Here, producer and cameraman Neville Lazarus offers exclusive insight into the hard-to-access northern state and those fighting to defend it.
It took some time to get all the arrangements worked out on this story. As a producer one does have to have patience – and heaps of it.
Getting into the Kachin state now is pretty difficult. The Burmese military is attacking from all sides. They have also been able to stop access, not only to journalists, but even local and international aid agencies.
Since the beginning of this year, the Burmese military has upped its bombing campaign in different parts of Kachin state.
They want the Kachin Independent Organisation (KIO) to sign a peace treaty and subsequently disband the Kachin Independent Army (KIA).
Multiple sources told us how villages were being bombed and burnt, very similar to the Rohingya community in Rakhine state.
The Kachin people were fleeing and hiding in the jungles. They said the government of Myanmar have refused to give aid agencies access to them.
After months of negotiations by the church, some aid finally reached the hundreds of displaced.
They have also been prevented from travelling to areas that are under the KIO and are now in camps guarded by the Myanmar military.
We began negotiations with our sources and it took time for both us and the Kachin organisers to trust each other. They did background checks on Sky, Alex Crawford and I, while we did ours.
The difficulty for us was getting access to Kachin state. The Burmese military had cut this northern sliver of land, which borders China in the North and India in the West.
Our contacts would take us in using a network of backdoor routes and draw up another plan for our way out of Myanmar.
It had to be done in absolute secrecy as the Myanmar government does not want journalists in this part of the country and does their utmost to keep reporters away.

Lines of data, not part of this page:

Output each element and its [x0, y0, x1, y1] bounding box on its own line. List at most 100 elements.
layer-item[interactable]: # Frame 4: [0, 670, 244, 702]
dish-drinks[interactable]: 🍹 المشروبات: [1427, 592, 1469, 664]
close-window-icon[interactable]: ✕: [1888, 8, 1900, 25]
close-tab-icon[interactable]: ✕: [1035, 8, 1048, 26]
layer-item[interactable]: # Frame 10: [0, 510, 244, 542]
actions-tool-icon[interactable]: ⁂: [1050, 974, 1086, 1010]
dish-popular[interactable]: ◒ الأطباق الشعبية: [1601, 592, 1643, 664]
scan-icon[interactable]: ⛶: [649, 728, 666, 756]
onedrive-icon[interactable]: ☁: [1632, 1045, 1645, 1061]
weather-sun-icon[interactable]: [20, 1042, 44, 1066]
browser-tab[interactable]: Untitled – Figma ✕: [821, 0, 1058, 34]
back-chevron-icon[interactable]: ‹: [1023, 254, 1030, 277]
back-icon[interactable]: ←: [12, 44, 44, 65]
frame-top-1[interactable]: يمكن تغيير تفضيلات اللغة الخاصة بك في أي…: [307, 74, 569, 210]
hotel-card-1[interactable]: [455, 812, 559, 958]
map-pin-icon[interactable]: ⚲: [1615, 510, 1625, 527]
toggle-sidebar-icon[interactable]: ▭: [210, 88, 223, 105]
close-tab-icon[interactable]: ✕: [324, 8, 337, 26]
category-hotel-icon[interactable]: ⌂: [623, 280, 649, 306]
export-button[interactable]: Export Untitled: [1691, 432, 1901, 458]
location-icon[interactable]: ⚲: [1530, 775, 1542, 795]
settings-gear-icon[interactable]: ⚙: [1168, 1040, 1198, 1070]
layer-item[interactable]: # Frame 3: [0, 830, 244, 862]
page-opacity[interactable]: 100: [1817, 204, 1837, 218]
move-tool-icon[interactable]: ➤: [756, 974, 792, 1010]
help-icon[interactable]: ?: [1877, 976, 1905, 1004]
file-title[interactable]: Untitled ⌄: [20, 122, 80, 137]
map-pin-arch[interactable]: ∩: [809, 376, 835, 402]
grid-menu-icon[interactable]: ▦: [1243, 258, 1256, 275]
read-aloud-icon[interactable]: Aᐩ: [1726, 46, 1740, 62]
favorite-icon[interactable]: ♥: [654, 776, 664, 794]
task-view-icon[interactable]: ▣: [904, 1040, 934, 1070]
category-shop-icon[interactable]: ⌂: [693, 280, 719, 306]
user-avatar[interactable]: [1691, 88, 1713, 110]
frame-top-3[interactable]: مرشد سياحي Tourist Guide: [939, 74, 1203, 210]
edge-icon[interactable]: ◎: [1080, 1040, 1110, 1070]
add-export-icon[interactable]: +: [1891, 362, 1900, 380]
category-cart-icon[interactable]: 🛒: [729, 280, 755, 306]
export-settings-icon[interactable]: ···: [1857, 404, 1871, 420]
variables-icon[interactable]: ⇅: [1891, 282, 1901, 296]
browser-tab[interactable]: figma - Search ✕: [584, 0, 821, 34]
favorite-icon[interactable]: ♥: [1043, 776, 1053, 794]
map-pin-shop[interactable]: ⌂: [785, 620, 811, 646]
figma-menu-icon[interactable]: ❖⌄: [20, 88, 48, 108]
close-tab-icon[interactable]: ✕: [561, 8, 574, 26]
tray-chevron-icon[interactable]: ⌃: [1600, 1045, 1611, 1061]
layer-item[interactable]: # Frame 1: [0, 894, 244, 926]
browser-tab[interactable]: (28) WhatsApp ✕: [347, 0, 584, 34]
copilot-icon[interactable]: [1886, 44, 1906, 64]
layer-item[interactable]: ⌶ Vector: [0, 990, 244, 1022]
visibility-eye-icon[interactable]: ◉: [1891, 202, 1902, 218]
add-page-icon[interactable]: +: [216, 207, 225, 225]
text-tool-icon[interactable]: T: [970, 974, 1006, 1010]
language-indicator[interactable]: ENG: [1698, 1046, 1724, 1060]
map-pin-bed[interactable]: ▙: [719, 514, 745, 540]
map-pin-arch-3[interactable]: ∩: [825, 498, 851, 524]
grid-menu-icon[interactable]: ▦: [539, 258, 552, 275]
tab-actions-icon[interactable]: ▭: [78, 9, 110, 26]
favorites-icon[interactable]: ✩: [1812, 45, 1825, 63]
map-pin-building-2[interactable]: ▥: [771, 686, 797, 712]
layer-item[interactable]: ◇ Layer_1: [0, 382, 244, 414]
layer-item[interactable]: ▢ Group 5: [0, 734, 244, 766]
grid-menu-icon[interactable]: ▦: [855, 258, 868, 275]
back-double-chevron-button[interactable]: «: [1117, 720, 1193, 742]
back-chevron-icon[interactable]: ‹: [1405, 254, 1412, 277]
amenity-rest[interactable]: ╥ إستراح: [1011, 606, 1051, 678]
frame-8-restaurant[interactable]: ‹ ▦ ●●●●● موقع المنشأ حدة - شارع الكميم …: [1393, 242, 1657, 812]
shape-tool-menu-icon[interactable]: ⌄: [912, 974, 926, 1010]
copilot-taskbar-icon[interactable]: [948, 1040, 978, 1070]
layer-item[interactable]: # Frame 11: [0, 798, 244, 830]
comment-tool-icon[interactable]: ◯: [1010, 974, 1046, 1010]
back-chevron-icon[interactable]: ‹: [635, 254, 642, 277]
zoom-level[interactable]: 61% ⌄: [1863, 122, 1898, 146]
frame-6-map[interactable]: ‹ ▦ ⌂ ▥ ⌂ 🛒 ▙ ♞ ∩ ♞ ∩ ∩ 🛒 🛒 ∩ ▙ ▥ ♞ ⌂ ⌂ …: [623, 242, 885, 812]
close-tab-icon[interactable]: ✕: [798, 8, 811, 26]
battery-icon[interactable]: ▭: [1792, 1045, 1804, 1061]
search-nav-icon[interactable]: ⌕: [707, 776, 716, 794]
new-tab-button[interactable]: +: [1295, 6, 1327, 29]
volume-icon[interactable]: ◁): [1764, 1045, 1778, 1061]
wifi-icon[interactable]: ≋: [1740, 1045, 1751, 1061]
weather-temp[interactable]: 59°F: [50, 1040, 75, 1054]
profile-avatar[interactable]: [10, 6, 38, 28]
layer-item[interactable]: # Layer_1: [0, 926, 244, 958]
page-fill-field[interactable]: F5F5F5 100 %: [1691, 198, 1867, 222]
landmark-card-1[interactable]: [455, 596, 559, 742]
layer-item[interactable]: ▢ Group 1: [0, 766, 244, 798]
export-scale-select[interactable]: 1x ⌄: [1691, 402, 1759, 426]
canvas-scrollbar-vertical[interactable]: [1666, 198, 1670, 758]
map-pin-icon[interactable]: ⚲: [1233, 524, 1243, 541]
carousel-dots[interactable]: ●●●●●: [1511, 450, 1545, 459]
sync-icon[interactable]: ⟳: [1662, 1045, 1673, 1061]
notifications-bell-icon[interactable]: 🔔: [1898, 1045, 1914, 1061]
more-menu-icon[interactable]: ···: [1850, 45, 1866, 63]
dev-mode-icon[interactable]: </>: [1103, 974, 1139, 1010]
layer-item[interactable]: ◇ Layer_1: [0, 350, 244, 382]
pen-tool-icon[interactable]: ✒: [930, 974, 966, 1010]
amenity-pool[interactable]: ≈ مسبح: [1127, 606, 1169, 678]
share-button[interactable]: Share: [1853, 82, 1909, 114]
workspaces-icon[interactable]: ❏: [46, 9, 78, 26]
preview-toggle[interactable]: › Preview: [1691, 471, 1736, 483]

This was one of the most difficult parts of the trip.
After many hours of driving, including changing vehicles and drivers, we finally reached Laiza, the de-facto capital of Kachin state and the location of headquarters of the KIO and the KIA.
There was a palpable sense of insecurity in this small town since the Burmese military has shelled its population in the past.
Moreover, the Kachin army has lost some strategic mountain tops from where Burmese guns overlook the town. People we spoke to feel scared and are ready to leave town if the conflict starts there.
Kachin soldiers could be seen patrolling everywhere. On motorbikes with their AK’s slung over the shoulders, on the back of 4x4s. Motorbikes seem to be the best mode of transport in this mountainous terrain.
On one of our foot patrols, which lasted seven hours up and down mountains, I was exhausted filming these young men who hardly broke into a sweat. I come from Delhi where the temperature is 45C (113F) right now and I was sweating buckets.
One of our cameras stopped functioning – probably because of the moisture. As a cameraman you will be very worried if the most important part of your kit stops working.
The soldiers then set up their camp – a night shelter made out of bamboo and leaves. The makeshift kitchens were made and dinner cooked.
The endurance test came later that night when we went on a night patrol. We climbed almost vertically up a mountain in total darkness. I slipped and fell many times while filming.
The Kachins are proud people. They are determined to defend their land, culture and religion until the last man.